Miftarian: Au lieu de parler de l'intégration européenne, le Kosovo fait face à des sanctions

Le directeur exécutif de l'Institut pour la justice du Kosovo (IKD), Ehat Miftaraj, a déclaré que le Kosovo est considéré comme un point noir sur la carte mondiale de l'État de l'Union européenne (BE) et d'autres États, en raison des mesures punitives imposées par l'UE aujourd'hui et un mois. Selon lui, de ces [...]
Selon lui, à partir de ces mesures imposées par les pays européens, le gouvernement du Kosovo n'a pas été invité à des réunions par les institutions de l'UE pour discuter de chapitres spécifiques relatifs à l'intégration européenne.
Miftaraj a déclaré que cette situation devrait être une alarme pour le gouvernement dirigé par Albin Kurti, où, selon lui, au lieu de discuter des mesures d'intégration de l'UE, est discuté pour la suppression des mesures punitives par l'UE.
“Il ne fait aucun doute que ce serait une alarme pour le gouvernement Kurti, pour tous les ministres du gouvernement Kurti, pour le mouvement Vetevendosje parce qu'en 2023, en la troisième année du gouvernement Kurti, alors qu'il faudrait équilibrer aujourd'hui le Kosovo dans le processus d'intégration européenne, il s'agit aujourd'hui de savoir comment supprimer les mesures punitives imposées par l'UE au Kosovo<1>, a-t-il déclaré.
Selon Miftarjat, le Premier Ministre Kurti lui-même a déclaré que les dommages causés au Kosovo s'élevaient à 500 millions d'euros.
“J'ai des domaines qui traitent de l'aide financière de l'UE au Kosovo, le Premier ministre Kurti lui-même a mentionné qu'ils sont quelque part quelque part, les dommages qu'il a fait au Kosovo est de 500 millions d'euros. Mais la partie la plus importante en laquelle je crois est l'intégration européenne.
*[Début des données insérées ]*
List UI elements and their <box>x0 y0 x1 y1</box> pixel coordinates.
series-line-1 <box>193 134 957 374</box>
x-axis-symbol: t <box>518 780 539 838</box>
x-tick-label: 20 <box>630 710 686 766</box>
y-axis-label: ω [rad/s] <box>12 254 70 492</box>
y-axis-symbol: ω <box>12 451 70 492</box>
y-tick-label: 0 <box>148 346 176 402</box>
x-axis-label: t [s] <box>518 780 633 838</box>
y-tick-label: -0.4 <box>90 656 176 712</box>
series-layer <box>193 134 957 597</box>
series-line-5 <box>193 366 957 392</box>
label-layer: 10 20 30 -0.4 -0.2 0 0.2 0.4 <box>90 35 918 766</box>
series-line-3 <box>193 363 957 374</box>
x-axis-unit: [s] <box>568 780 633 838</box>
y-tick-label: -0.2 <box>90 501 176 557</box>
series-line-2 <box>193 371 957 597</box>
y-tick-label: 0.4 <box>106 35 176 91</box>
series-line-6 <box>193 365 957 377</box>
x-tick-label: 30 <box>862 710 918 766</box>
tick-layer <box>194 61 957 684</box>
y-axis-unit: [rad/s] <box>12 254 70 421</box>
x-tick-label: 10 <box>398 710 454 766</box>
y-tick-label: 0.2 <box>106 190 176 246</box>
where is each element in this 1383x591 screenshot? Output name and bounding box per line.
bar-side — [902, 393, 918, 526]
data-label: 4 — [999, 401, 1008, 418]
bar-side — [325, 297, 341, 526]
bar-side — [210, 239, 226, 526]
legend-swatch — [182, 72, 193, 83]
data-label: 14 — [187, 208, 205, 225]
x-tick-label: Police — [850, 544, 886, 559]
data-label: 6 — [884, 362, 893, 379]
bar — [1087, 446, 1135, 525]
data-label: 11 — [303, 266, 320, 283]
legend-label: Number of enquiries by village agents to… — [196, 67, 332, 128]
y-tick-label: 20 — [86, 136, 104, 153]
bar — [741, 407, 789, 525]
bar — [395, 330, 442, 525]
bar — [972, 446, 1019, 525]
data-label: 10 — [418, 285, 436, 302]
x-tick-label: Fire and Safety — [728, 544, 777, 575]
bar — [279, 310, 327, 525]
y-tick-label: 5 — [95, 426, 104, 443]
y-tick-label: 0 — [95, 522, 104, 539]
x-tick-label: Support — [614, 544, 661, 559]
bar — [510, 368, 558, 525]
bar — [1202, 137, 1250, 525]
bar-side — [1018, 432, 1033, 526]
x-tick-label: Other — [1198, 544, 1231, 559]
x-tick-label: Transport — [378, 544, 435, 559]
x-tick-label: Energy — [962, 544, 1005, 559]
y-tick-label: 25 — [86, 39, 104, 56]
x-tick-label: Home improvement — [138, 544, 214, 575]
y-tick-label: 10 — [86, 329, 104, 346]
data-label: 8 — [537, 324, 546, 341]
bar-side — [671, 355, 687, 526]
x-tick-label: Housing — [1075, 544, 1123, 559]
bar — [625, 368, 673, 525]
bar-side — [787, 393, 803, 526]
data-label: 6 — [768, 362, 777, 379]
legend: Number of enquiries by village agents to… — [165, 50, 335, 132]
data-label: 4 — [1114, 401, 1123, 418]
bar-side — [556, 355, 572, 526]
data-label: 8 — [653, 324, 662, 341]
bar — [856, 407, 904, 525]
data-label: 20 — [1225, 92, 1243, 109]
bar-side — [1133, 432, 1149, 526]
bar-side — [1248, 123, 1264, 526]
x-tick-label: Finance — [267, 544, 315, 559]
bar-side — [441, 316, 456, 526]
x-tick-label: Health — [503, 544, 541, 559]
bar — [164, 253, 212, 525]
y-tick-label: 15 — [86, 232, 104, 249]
Aujourd'hui, lorsque nous devrons parler à quel stade est l'accord pour la stabilisation sociale, où est l'application d'intégration européenne du Kosovo. Tout cela a marqué des regras et surtout le sujet du débat est de savoir si les mesures seront supprimées ou non, a-t-il dit économie en ligne.
Le directeur de l'IKD a souligné qu'à partir de ces mesures décisives, le Kosovo est considéré comme un point noir de l'État de l'UE et d'autres États qui hésitent à investir dans l'État qui fait l'objet de mesures punitives de l'UE.
“E ont vu le Premier ministre Kurti principalement les ministres de ce gouvernement être invités à plusieurs forums qui ont un caractère secondaire, nous pouvons dire qu'ils sont intéressés par l'intégration du Kosovo dans l'UE. Nous avons vu que très peu de réunions des ministres Kurti avec les institutions de l'UE ont réduit le niveau des réunions principalement avec les députés parlementaires du Kosovo qui, heureusement, ne sont pas soumis aux sanctions de l'UE. Nous, comme la DCI, mais d'autres ONG peuvent dire que, au cours des 7-8 derniers mois, nous n'avons même pas accepté une invitation qui concerne des réunions que nous avons eues non seulement avec nous, mais avec le gouvernement du Kosovo avec les institutions de l'UE pour des chapitres spécifiques liés à l'intégration européenne et de nombreux autres domaines que je peux dire aujourd'hui le Kosovo est considéré comme un point noir de l'UE, mais aussi par d'autres États qui hésitent d'une manière à investir dans un État comme si c'était le Kosovo qui fait l'objet de mesures punitives de la réponse de l'UE, a-t-il déclaré.